What Can Comedians Teach Us About Ministry?

What Comedians Can Teach Us About Ministry There’s a principle in improvisational comedy called “Yes… and.” The gist is that when someone offers an idea or direction during the game or skit, the other actors should respond with “yes… and” instead of “no” or “but.” By immediately accepting the idea and not shooting it down the energy and action of the game is maintained instead of screeching to a stop:

(NB: The idea isn’t to actually say “yes… and”; it speaks more to a mindset than a scripted line.)

Beyond comedy, this is also a good principle for ministry.
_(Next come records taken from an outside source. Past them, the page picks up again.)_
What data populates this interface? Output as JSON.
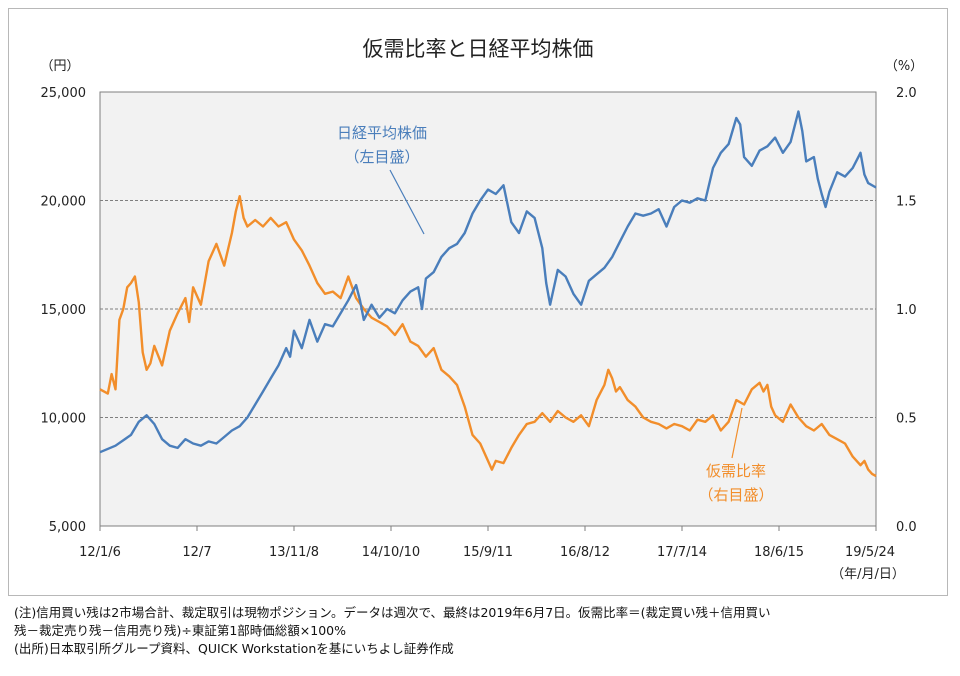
{
  "chart_data": {
    "type": "line",
    "title": "仮需比率と日経平均株価",
    "left_axis_unit": "（円）",
    "right_axis_unit": "（%）",
    "x_axis_unit": "（年/月/日）",
    "ylim_left": [
      5000,
      25000
    ],
    "ylim_right": [
      0.0,
      2.0
    ],
    "left_ticks": [
      "25,000",
      "20,000",
      "15,000",
      "10,000",
      "5,000"
    ],
    "right_ticks": [
      "2.0",
      "1.5",
      "1.0",
      "0.5",
      "0.0"
    ],
    "x_tick_labels": [
      "12/1/6",
      "12/7",
      "13/11/8",
      "14/10/10",
      "15/9/11",
      "16/8/12",
      "17/7/14",
      "18/6/15",
      "19/5/24"
    ],
    "grid": "horizontal dashed",
    "series": [
      {
        "name": "日経平均株価",
        "name_line1": "日経平均株価",
        "name_line2": "（左目盛）",
        "axis": "left",
        "color": "#4a7ebb",
        "points": [
          [
            0,
            8400
          ],
          [
            0.2,
            8700
          ],
          [
            0.4,
            9200
          ],
          [
            0.5,
            9800
          ],
          [
            0.6,
            10100
          ],
          [
            0.7,
            9700
          ],
          [
            0.8,
            9000
          ],
          [
            0.9,
            8700
          ],
          [
            1.0,
            8600
          ],
          [
            1.1,
            9000
          ],
          [
            1.2,
            8800
          ],
          [
            1.3,
            8700
          ],
          [
            1.4,
            8900
          ],
          [
            1.5,
            8800
          ],
          [
            1.6,
            9100
          ],
          [
            1.7,
            9400
          ],
          [
            1.8,
            9600
          ],
          [
            1.9,
            10000
          ],
          [
            2.0,
            10600
          ],
          [
            2.1,
            11200
          ],
          [
            2.2,
            11800
          ],
          [
            2.3,
            12400
          ],
          [
            2.4,
            13200
          ],
          [
            2.45,
            12800
          ],
          [
            2.5,
            14000
          ],
          [
            2.6,
            13200
          ],
          [
            2.7,
            14500
          ],
          [
            2.8,
            13500
          ],
          [
            2.9,
            14300
          ],
          [
            3.0,
            14200
          ],
          [
            3.1,
            14800
          ],
          [
            3.2,
            15400
          ],
          [
            3.3,
            16100
          ],
          [
            3.35,
            15400
          ],
          [
            3.4,
            14500
          ],
          [
            3.5,
            15200
          ],
          [
            3.6,
            14600
          ],
          [
            3.7,
            15000
          ],
          [
            3.8,
            14800
          ],
          [
            3.9,
            15400
          ],
          [
            4.0,
            15800
          ],
          [
            4.1,
            16000
          ],
          [
            4.15,
            15000
          ],
          [
            4.2,
            16400
          ],
          [
            4.3,
            16700
          ],
          [
            4.4,
            17400
          ],
          [
            4.5,
            17800
          ],
          [
            4.6,
            18000
          ],
          [
            4.7,
            18500
          ],
          [
            4.8,
            19400
          ],
          [
            4.9,
            20000
          ],
          [
            5.0,
            20500
          ],
          [
            5.1,
            20300
          ],
          [
            5.2,
            20700
          ],
          [
            5.3,
            19000
          ],
          [
            5.4,
            18500
          ],
          [
            5.5,
            19500
          ],
          [
            5.6,
            19200
          ],
          [
            5.7,
            17800
          ],
          [
            5.75,
            16200
          ],
          [
            5.8,
            15200
          ],
          [
            5.9,
            16800
          ],
          [
            6.0,
            16500
          ],
          [
            6.1,
            15700
          ],
          [
            6.2,
            15200
          ],
          [
            6.3,
            16300
          ],
          [
            6.4,
            16600
          ],
          [
            6.5,
            16900
          ],
          [
            6.6,
            17400
          ],
          [
            6.7,
            18100
          ],
          [
            6.8,
            18800
          ],
          [
            6.9,
            19400
          ],
          [
            7.0,
            19300
          ],
          [
            7.1,
            19400
          ],
          [
            7.2,
            19600
          ],
          [
            7.3,
            18800
          ],
          [
            7.4,
            19700
          ],
          [
            7.5,
            20000
          ],
          [
            7.6,
            19900
          ],
          [
            7.7,
            20100
          ],
          [
            7.8,
            20000
          ],
          [
            7.9,
            21500
          ],
          [
            8.0,
            22200
          ],
          [
            8.1,
            22600
          ],
          [
            8.2,
            23800
          ],
          [
            8.25,
            23500
          ],
          [
            8.3,
            22000
          ],
          [
            8.4,
            21600
          ],
          [
            8.5,
            22300
          ],
          [
            8.6,
            22500
          ],
          [
            8.7,
            22900
          ],
          [
            8.8,
            22200
          ],
          [
            8.9,
            22700
          ],
          [
            9.0,
            24100
          ],
          [
            9.05,
            23200
          ],
          [
            9.1,
            21800
          ],
          [
            9.2,
            22000
          ],
          [
            9.25,
            21000
          ],
          [
            9.3,
            20300
          ],
          [
            9.35,
            19700
          ],
          [
            9.4,
            20400
          ],
          [
            9.5,
            21300
          ],
          [
            9.6,
            21100
          ],
          [
            9.7,
            21500
          ],
          [
            9.8,
            22200
          ],
          [
            9.85,
            21200
          ],
          [
            9.9,
            20800
          ],
          [
            10.0,
            20600
          ]
        ]
      },
      {
        "name": "仮需比率",
        "name_line1": "仮需比率",
        "name_line2": "（右目盛）",
        "axis": "right",
        "color": "#f28e2b",
        "points": [
          [
            0,
            0.63
          ],
          [
            0.1,
            0.61
          ],
          [
            0.15,
            0.7
          ],
          [
            0.2,
            0.63
          ],
          [
            0.25,
            0.95
          ],
          [
            0.3,
            1.0
          ],
          [
            0.35,
            1.1
          ],
          [
            0.4,
            1.12
          ],
          [
            0.45,
            1.15
          ],
          [
            0.5,
            1.03
          ],
          [
            0.55,
            0.8
          ],
          [
            0.6,
            0.72
          ],
          [
            0.65,
            0.75
          ],
          [
            0.7,
            0.83
          ],
          [
            0.8,
            0.74
          ],
          [
            0.9,
            0.9
          ],
          [
            1.0,
            0.98
          ],
          [
            1.1,
            1.05
          ],
          [
            1.15,
            0.94
          ],
          [
            1.2,
            1.1
          ],
          [
            1.3,
            1.02
          ],
          [
            1.4,
            1.22
          ],
          [
            1.5,
            1.3
          ],
          [
            1.6,
            1.2
          ],
          [
            1.7,
            1.35
          ],
          [
            1.75,
            1.45
          ],
          [
            1.8,
            1.52
          ],
          [
            1.85,
            1.42
          ],
          [
            1.9,
            1.38
          ],
          [
            2.0,
            1.41
          ],
          [
            2.1,
            1.38
          ],
          [
            2.2,
            1.42
          ],
          [
            2.3,
            1.38
          ],
          [
            2.4,
            1.4
          ],
          [
            2.5,
            1.32
          ],
          [
            2.6,
            1.27
          ],
          [
            2.7,
            1.2
          ],
          [
            2.8,
            1.12
          ],
          [
            2.9,
            1.07
          ],
          [
            3.0,
            1.08
          ],
          [
            3.1,
            1.05
          ],
          [
            3.2,
            1.15
          ],
          [
            3.3,
            1.05
          ],
          [
            3.4,
            1.0
          ],
          [
            3.5,
            0.96
          ],
          [
            3.6,
            0.94
          ],
          [
            3.7,
            0.92
          ],
          [
            3.8,
            0.88
          ],
          [
            3.9,
            0.93
          ],
          [
            4.0,
            0.85
          ],
          [
            4.1,
            0.83
          ],
          [
            4.2,
            0.78
          ],
          [
            4.3,
            0.82
          ],
          [
            4.4,
            0.72
          ],
          [
            4.5,
            0.69
          ],
          [
            4.6,
            0.65
          ],
          [
            4.7,
            0.55
          ],
          [
            4.8,
            0.42
          ],
          [
            4.9,
            0.38
          ],
          [
            5.0,
            0.3
          ],
          [
            5.05,
            0.26
          ],
          [
            5.1,
            0.3
          ],
          [
            5.2,
            0.29
          ],
          [
            5.3,
            0.36
          ],
          [
            5.4,
            0.42
          ],
          [
            5.5,
            0.47
          ],
          [
            5.6,
            0.48
          ],
          [
            5.7,
            0.52
          ],
          [
            5.8,
            0.48
          ],
          [
            5.9,
            0.53
          ],
          [
            6.0,
            0.5
          ],
          [
            6.1,
            0.48
          ],
          [
            6.2,
            0.51
          ],
          [
            6.3,
            0.46
          ],
          [
            6.4,
            0.58
          ],
          [
            6.5,
            0.65
          ],
          [
            6.55,
            0.72
          ],
          [
            6.6,
            0.68
          ],
          [
            6.65,
            0.62
          ],
          [
            6.7,
            0.64
          ],
          [
            6.8,
            0.58
          ],
          [
            6.9,
            0.55
          ],
          [
            7.0,
            0.5
          ],
          [
            7.1,
            0.48
          ],
          [
            7.2,
            0.47
          ],
          [
            7.3,
            0.45
          ],
          [
            7.4,
            0.47
          ],
          [
            7.5,
            0.46
          ],
          [
            7.6,
            0.44
          ],
          [
            7.7,
            0.49
          ],
          [
            7.8,
            0.48
          ],
          [
            7.9,
            0.51
          ],
          [
            8.0,
            0.44
          ],
          [
            8.1,
            0.48
          ],
          [
            8.2,
            0.58
          ],
          [
            8.3,
            0.56
          ],
          [
            8.4,
            0.63
          ],
          [
            8.5,
            0.66
          ],
          [
            8.55,
            0.62
          ],
          [
            8.6,
            0.65
          ],
          [
            8.65,
            0.55
          ],
          [
            8.7,
            0.51
          ],
          [
            8.8,
            0.48
          ],
          [
            8.9,
            0.56
          ],
          [
            9.0,
            0.5
          ],
          [
            9.1,
            0.46
          ],
          [
            9.2,
            0.44
          ],
          [
            9.3,
            0.47
          ],
          [
            9.4,
            0.42
          ],
          [
            9.5,
            0.4
          ],
          [
            9.6,
            0.38
          ],
          [
            9.7,
            0.32
          ],
          [
            9.8,
            0.28
          ],
          [
            9.85,
            0.3
          ],
          [
            9.9,
            0.26
          ],
          [
            9.95,
            0.24
          ],
          [
            10.0,
            0.23
          ]
        ]
      }
    ]
  },
  "notes": {
    "line1": "(注)信用買い残は2市場合計、裁定取引は現物ポジション。データは週次で、最終は2019年6月7日。仮需比率＝(裁定買い残＋信用買い",
    "line2": "残－裁定売り残－信用売り残)÷東証第1部時価総額×100%",
    "line3": "(出所)日本取引所グループ資料、QUICK Workstationを基にいちよし証券作成"
  }
}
When people come to register at a parish or to ask for a sacrament, they come to us in the midst of their lives: dealing with wounds, asking questions, and searching for the meaning and community that will bring them fulfillment. This process is ongoing. More often than not they have not reached the end of their spiritual journey, ready to “cast down their nets” and embrace the life of Christian discipleship. As a result, they may balk when encouraged to take the next few steps to become engaged in religious education, preparation for marriage, or turn away from some abiding sin.

For example, many couples today come to parishes already cohabitating. This is obviously far from the ideal. Church teaching and sociological studies show that marriages are more likely to succeed if couple live apart until their vows are completed. However, many couples in this situation encounter the blunt message that “until you separate we cannot proceed with marriage preparation.” Many no doubt turn away and simply procure a civil marriage in place of the sacrament.

Adapting the “yes… and” mindset, a pastor or marriage preparation coordinator might instead say:

“Welcome! We are so glad you have come to the Church to celebrate this sacred occasion! However, we note that you are both currently living together. In order to best prepare for your wedding and marriage, we would ask you to consider living apart for the next six months until the wedding. Think of this time as a retreat as you prepare to make your vows. And we would like to help you do this. In fact, we have a couple in our parish who have a spare bedroom that they have offered to anyone preparing for marriage, rent free, so that you can make the most of this time of preparation.”

Adopting the “yes… and” mindset helps to open doors to evangelization by acknowledging the reality of people’s lives while also pointing towards further healing, deeper relationships, and growing faith.

How could you adopt the “yes… and” mindset in your ministry?